Sementara perempuan, punya rahim. Ia bisa hamil, melahirkan dan menyusui anak-anak. Bukan maksud ingin mengatakan peran perempuan hanya sebatas itu. Aku sama sekali tidak pernah ingin menyampaikan begitu. Bagiku itulah satu kemuliaan yang tiada taranya. Banyak pelajaran yang disampaikan Rasul serta para sahabat tentang mulianya seorang perempuan selama ia melewati setiap saat dalam hidupnya. Mulai dari hamil, melahirkan, menyusui hingga ia tiada. Andai kita mendengarkan dan mengetahui sedikit saja nilai kemuliaannya di mata Sang Pencipta mata tidak akan sempat kering karena terus menangis haru. Konon bisa tahu semua ganjaran kemuliaan seorang ibu.

Setiap gerakan bayi dalam kandungan, setiap detik waktu selama hamil, setiap tarikan nafas ketika melahirkan, setiap tetesan air susu ibu, setiap kasih sayang membesarkan si bayi, setiap saat terjaga dari tidur karena tangisan si bayi, setiap air mata yang menetes saat mendoakan si anak dan banyak lagi. Aduhai, kupikir itu puluhan atau ratusan kali lebih mulia daripada apa yang dilakukan seorang suami. Maka tidak salah ketika Rasul mengatakan sampai tiga kali untuk menghormati dan memuliakan seorang ibu dulu, baru ayah pada urutan ke empat.

Aku sangat percaya bahwa menjadi ibu adalah sesempurnanya karir seorang perempuan. Karir terbaik dan mulia. Bukan hanya sebatas ujung nyawa di dunia. Akan terus berlanjut tanpa henti hingga di akhirat kelak. Lalu muncul pertanyaan, apa gunanya lagi pendidikan seorang perempuan harus tinggi kalau hanya berakhir di rumah? 

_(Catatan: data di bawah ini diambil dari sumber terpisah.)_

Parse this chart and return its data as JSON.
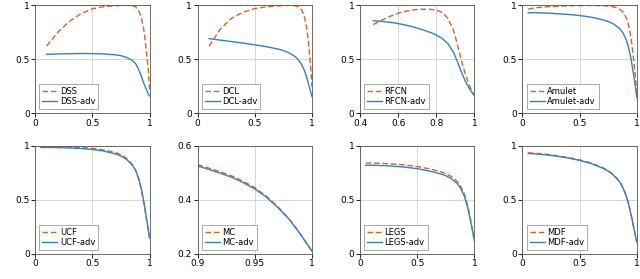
{
  "subplots": [
    {
      "legend": [
        "DSS-adv",
        "DSS"
      ],
      "xlim": [
        0,
        1
      ],
      "ylim": [
        0,
        1
      ],
      "xticks": [
        0,
        0.5,
        1
      ],
      "yticks": [
        0,
        0.5,
        1
      ],
      "xticklabels": [
        "0",
        "0.5",
        "1"
      ],
      "yticklabels": [
        "0",
        "0.5",
        "1"
      ],
      "adv_curve": {
        "x": [
          0.1,
          0.2,
          0.3,
          0.4,
          0.5,
          0.6,
          0.7,
          0.75,
          0.8,
          0.85,
          0.88,
          0.91,
          0.93,
          0.95,
          0.97,
          0.99,
          1.0
        ],
        "y": [
          0.545,
          0.548,
          0.55,
          0.552,
          0.551,
          0.548,
          0.54,
          0.532,
          0.515,
          0.488,
          0.455,
          0.39,
          0.335,
          0.275,
          0.225,
          0.175,
          0.16
        ]
      },
      "base_curve": {
        "x": [
          0.1,
          0.2,
          0.3,
          0.4,
          0.5,
          0.6,
          0.7,
          0.75,
          0.8,
          0.85,
          0.88,
          0.91,
          0.93,
          0.95,
          0.97,
          0.99,
          1.0
        ],
        "y": [
          0.62,
          0.75,
          0.85,
          0.92,
          0.965,
          0.985,
          0.993,
          0.996,
          0.997,
          0.993,
          0.982,
          0.935,
          0.875,
          0.77,
          0.6,
          0.38,
          0.22
        ]
      }
    },
    {
      "legend": [
        "DCL-adv",
        "DCL"
      ],
      "xlim": [
        0,
        1
      ],
      "ylim": [
        0,
        1
      ],
      "xticks": [
        0,
        0.5,
        1
      ],
      "yticks": [
        0,
        0.5,
        1
      ],
      "xticklabels": [
        "0",
        "0.5",
        "1"
      ],
      "yticklabels": [
        "0",
        "0.5",
        "1"
      ],
      "adv_curve": {
        "x": [
          0.1,
          0.2,
          0.3,
          0.4,
          0.5,
          0.6,
          0.7,
          0.75,
          0.8,
          0.85,
          0.88,
          0.91,
          0.93,
          0.95,
          0.97,
          0.99,
          1.0
        ],
        "y": [
          0.69,
          0.675,
          0.662,
          0.648,
          0.632,
          0.615,
          0.594,
          0.579,
          0.558,
          0.526,
          0.495,
          0.448,
          0.405,
          0.345,
          0.268,
          0.19,
          0.155
        ]
      },
      "base_curve": {
        "x": [
          0.1,
          0.2,
          0.3,
          0.4,
          0.5,
          0.6,
          0.7,
          0.75,
          0.8,
          0.85,
          0.88,
          0.91,
          0.93,
          0.95,
          0.97,
          0.99,
          1.0
        ],
        "y": [
          0.62,
          0.78,
          0.88,
          0.935,
          0.967,
          0.983,
          0.992,
          0.995,
          0.997,
          0.993,
          0.985,
          0.955,
          0.905,
          0.815,
          0.645,
          0.41,
          0.24
        ]
      }
    },
    {
      "legend": [
        "RFCN-adv",
        "RFCN"
      ],
      "xlim": [
        0.4,
        1.0
      ],
      "ylim": [
        0,
        1
      ],
      "xticks": [
        0.4,
        0.6,
        0.8,
        1.0
      ],
      "yticks": [
        0,
        0.5,
        1
      ],
      "xticklabels": [
        "0.4",
        "0.6",
        "0.8",
        "1"
      ],
      "yticklabels": [
        "0",
        "0.5",
        "1"
      ],
      "adv_curve": {
        "x": [
          0.47,
          0.52,
          0.57,
          0.62,
          0.67,
          0.72,
          0.77,
          0.8,
          0.83,
          0.86,
          0.89,
          0.91,
          0.93,
          0.95,
          0.97,
          0.99,
          1.0
        ],
        "y": [
          0.855,
          0.848,
          0.838,
          0.822,
          0.802,
          0.776,
          0.746,
          0.723,
          0.693,
          0.645,
          0.565,
          0.48,
          0.39,
          0.305,
          0.238,
          0.185,
          0.165
        ]
      },
      "base_curve": {
        "x": [
          0.47,
          0.52,
          0.57,
          0.62,
          0.67,
          0.72,
          0.77,
          0.8,
          0.83,
          0.86,
          0.89,
          0.91,
          0.93,
          0.95,
          0.97,
          0.99,
          1.0
        ],
        "y": [
          0.82,
          0.865,
          0.905,
          0.935,
          0.953,
          0.961,
          0.96,
          0.953,
          0.932,
          0.88,
          0.77,
          0.64,
          0.5,
          0.375,
          0.272,
          0.196,
          0.165
        ]
      }
    },
    {
      "legend": [
        "Amulet-adv",
        "Amulet"
      ],
      "xlim": [
        0,
        1
      ],
      "ylim": [
        0,
        1
      ],
      "xticks": [
        0,
        0.5,
        1
      ],
      "yticks": [
        0,
        0.5,
        1
      ],
      "xticklabels": [
        "0",
        "0.5",
        "1"
      ],
      "yticklabels": [
        "0",
        "0.5",
        "1"
      ],
      "adv_curve": {
        "x": [
          0.05,
          0.1,
          0.2,
          0.3,
          0.4,
          0.5,
          0.6,
          0.7,
          0.75,
          0.8,
          0.85,
          0.88,
          0.91,
          0.93,
          0.95,
          0.97,
          0.99,
          1.0
        ],
        "y": [
          0.928,
          0.93,
          0.926,
          0.92,
          0.913,
          0.903,
          0.888,
          0.864,
          0.848,
          0.823,
          0.782,
          0.742,
          0.672,
          0.598,
          0.498,
          0.368,
          0.228,
          0.145
        ]
      },
      "base_curve": {
        "x": [
          0.05,
          0.1,
          0.2,
          0.3,
          0.4,
          0.5,
          0.6,
          0.7,
          0.75,
          0.8,
          0.85,
          0.88,
          0.91,
          0.93,
          0.95,
          0.97,
          0.99,
          1.0
        ],
        "y": [
          0.962,
          0.973,
          0.983,
          0.989,
          0.993,
          0.995,
          0.996,
          0.994,
          0.991,
          0.983,
          0.962,
          0.935,
          0.878,
          0.805,
          0.692,
          0.52,
          0.315,
          0.175
        ]
      }
    },
    {
      "legend": [
        "UCF-adv",
        "UCF"
      ],
      "xlim": [
        0,
        1
      ],
      "ylim": [
        0,
        1
      ],
      "xticks": [
        0,
        0.5,
        1
      ],
      "yticks": [
        0,
        0.5,
        1
      ],
      "xticklabels": [
        "0",
        "0.5",
        "1"
      ],
      "yticklabels": [
        "0",
        "0.5",
        "1"
      ],
      "adv_curve": {
        "x": [
          0.05,
          0.1,
          0.2,
          0.3,
          0.4,
          0.5,
          0.6,
          0.7,
          0.75,
          0.8,
          0.85,
          0.88,
          0.91,
          0.93,
          0.95,
          0.97,
          0.99,
          1.0
        ],
        "y": [
          0.983,
          0.984,
          0.982,
          0.979,
          0.974,
          0.965,
          0.95,
          0.924,
          0.905,
          0.872,
          0.82,
          0.768,
          0.678,
          0.592,
          0.482,
          0.352,
          0.218,
          0.148
        ]
      },
      "base_curve": {
        "x": [
          0.05,
          0.1,
          0.2,
          0.3,
          0.4,
          0.5,
          0.6,
          0.7,
          0.75,
          0.8,
          0.85,
          0.88,
          0.91,
          0.93,
          0.95,
          0.97,
          0.99,
          1.0
        ],
        "y": [
          0.99,
          0.991,
          0.99,
          0.988,
          0.983,
          0.975,
          0.961,
          0.937,
          0.917,
          0.882,
          0.826,
          0.768,
          0.672,
          0.582,
          0.468,
          0.336,
          0.208,
          0.145
        ]
      }
    },
    {
      "legend": [
        "MC-adv",
        "MC"
      ],
      "xlim": [
        0.9,
        1.0
      ],
      "ylim": [
        0.2,
        0.6
      ],
      "xticks": [
        0.9,
        0.95,
        1.0
      ],
      "yticks": [
        0.2,
        0.4,
        0.6
      ],
      "xticklabels": [
        "0.9",
        "0.95",
        "1"
      ],
      "yticklabels": [
        "0.2",
        "0.4",
        "0.6"
      ],
      "adv_curve": {
        "x": [
          0.9,
          0.91,
          0.92,
          0.93,
          0.94,
          0.95,
          0.96,
          0.97,
          0.98,
          0.99,
          1.0
        ],
        "y": [
          0.525,
          0.512,
          0.498,
          0.483,
          0.463,
          0.44,
          0.41,
          0.372,
          0.328,
          0.272,
          0.21
        ]
      },
      "base_curve": {
        "x": [
          0.9,
          0.91,
          0.92,
          0.93,
          0.94,
          0.95,
          0.96,
          0.97,
          0.98,
          0.99,
          1.0
        ],
        "y": [
          0.53,
          0.517,
          0.503,
          0.488,
          0.468,
          0.445,
          0.414,
          0.375,
          0.33,
          0.272,
          0.21
        ]
      }
    },
    {
      "legend": [
        "LEGS-adv",
        "LEGS"
      ],
      "xlim": [
        0,
        1
      ],
      "ylim": [
        0,
        1
      ],
      "xticks": [
        0,
        0.5,
        1
      ],
      "yticks": [
        0,
        0.5,
        1
      ],
      "xticklabels": [
        "0",
        "0.5",
        "1"
      ],
      "yticklabels": [
        "0",
        "0.5",
        "1"
      ],
      "adv_curve": {
        "x": [
          0.05,
          0.1,
          0.2,
          0.3,
          0.4,
          0.5,
          0.6,
          0.7,
          0.75,
          0.8,
          0.85,
          0.88,
          0.91,
          0.93,
          0.95,
          0.97,
          0.99,
          1.0
        ],
        "y": [
          0.818,
          0.82,
          0.816,
          0.81,
          0.801,
          0.787,
          0.768,
          0.741,
          0.723,
          0.694,
          0.65,
          0.605,
          0.54,
          0.472,
          0.388,
          0.285,
          0.178,
          0.12
        ]
      },
      "base_curve": {
        "x": [
          0.05,
          0.1,
          0.2,
          0.3,
          0.4,
          0.5,
          0.6,
          0.7,
          0.75,
          0.8,
          0.85,
          0.88,
          0.91,
          0.93,
          0.95,
          0.97,
          0.99,
          1.0
        ],
        "y": [
          0.838,
          0.84,
          0.836,
          0.83,
          0.821,
          0.807,
          0.788,
          0.761,
          0.743,
          0.714,
          0.67,
          0.625,
          0.56,
          0.492,
          0.405,
          0.298,
          0.185,
          0.12
        ]
      }
    },
    {
      "legend": [
        "MDF-adv",
        "MDF"
      ],
      "xlim": [
        0,
        1
      ],
      "ylim": [
        0,
        1
      ],
      "xticks": [
        0,
        0.5,
        1
      ],
      "yticks": [
        0,
        0.5,
        1
      ],
      "xticklabels": [
        "0",
        "0.5",
        "1"
      ],
      "yticklabels": [
        "0",
        "0.5",
        "1"
      ],
      "adv_curve": {
        "x": [
          0.05,
          0.1,
          0.2,
          0.3,
          0.4,
          0.5,
          0.6,
          0.7,
          0.75,
          0.8,
          0.85,
          0.88,
          0.91,
          0.93,
          0.95,
          0.97,
          0.99,
          1.0
        ],
        "y": [
          0.928,
          0.925,
          0.916,
          0.903,
          0.886,
          0.864,
          0.835,
          0.793,
          0.765,
          0.724,
          0.665,
          0.607,
          0.528,
          0.452,
          0.362,
          0.258,
          0.158,
          0.108
        ]
      },
      "base_curve": {
        "x": [
          0.05,
          0.1,
          0.2,
          0.3,
          0.4,
          0.5,
          0.6,
          0.7,
          0.75,
          0.8,
          0.85,
          0.88,
          0.91,
          0.93,
          0.95,
          0.97,
          0.99,
          1.0
        ],
        "y": [
          0.934,
          0.931,
          0.922,
          0.908,
          0.891,
          0.869,
          0.84,
          0.798,
          0.77,
          0.729,
          0.67,
          0.612,
          0.533,
          0.457,
          0.367,
          0.263,
          0.161,
          0.11
        ]
      }
    }
  ],
  "adv_color": "#3a80be",
  "base_color": "#d4622a",
  "adv_linestyle": "solid",
  "base_linestyle": "dashed",
  "linewidth": 1.0,
  "legend_fontsize": 6.0,
  "tick_fontsize": 6.5,
  "grid_color": "#c8c8c8"
}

Ilmu pada dasarnya tidak akan pernah sia-sia. Ilmu akan selalu bermanfaat. Hanya saja waktunya tidak mutlak diperlukan setiap saat. Ilmu seorang dokter setinggi apapun tidak akan bermanfaat setiap saat. Ia hanya diperlukan kalau ada orang sakit. Seperti itu pula ilmu seorang perempuan atau siapa saja. Gelar akademisnya pasti akan bermanfaat satu saat nanti. Seorang perempuan harus tetap berpendidikan baik, berpendidikan tinggi. Tujuannya bukan untuk pamer-pameran atau menyaingi derajat pendidikan seorang laki-laki. Kualitas pendidikan seorang perempuan akan menentukan kualitas dirinya. Semakin baik kualitas dirinya akan sejalan dengan kemampuannya untuk membangun generasi, mendidik anak-anaknya kelak. Bayangkan jika semua ibu memiliki ilmu pengetahuan yang mumpuni, pemahaman yang baik, serta ilmu yang luas. Termasuk di dalamnya cara mendidik bayi, balita, anak kecil dan seterusnya. Mohon maaf, akan sangat terbalik jika seorang perempuan jauh dari semua itu. Mengutip satu kalimat teramat sangat bijaksana dan dalam maknanya, mendidik seorang laki-laki hanya akan mendidik seorang manusia saja, akan tetapi mendidik seorang perempuan bisa berarti mendidik satu generasi. Wah, aku seperti tidak mampu menerjemahkan tingginya nilai didikan dan kemampuan seorang perempuan.  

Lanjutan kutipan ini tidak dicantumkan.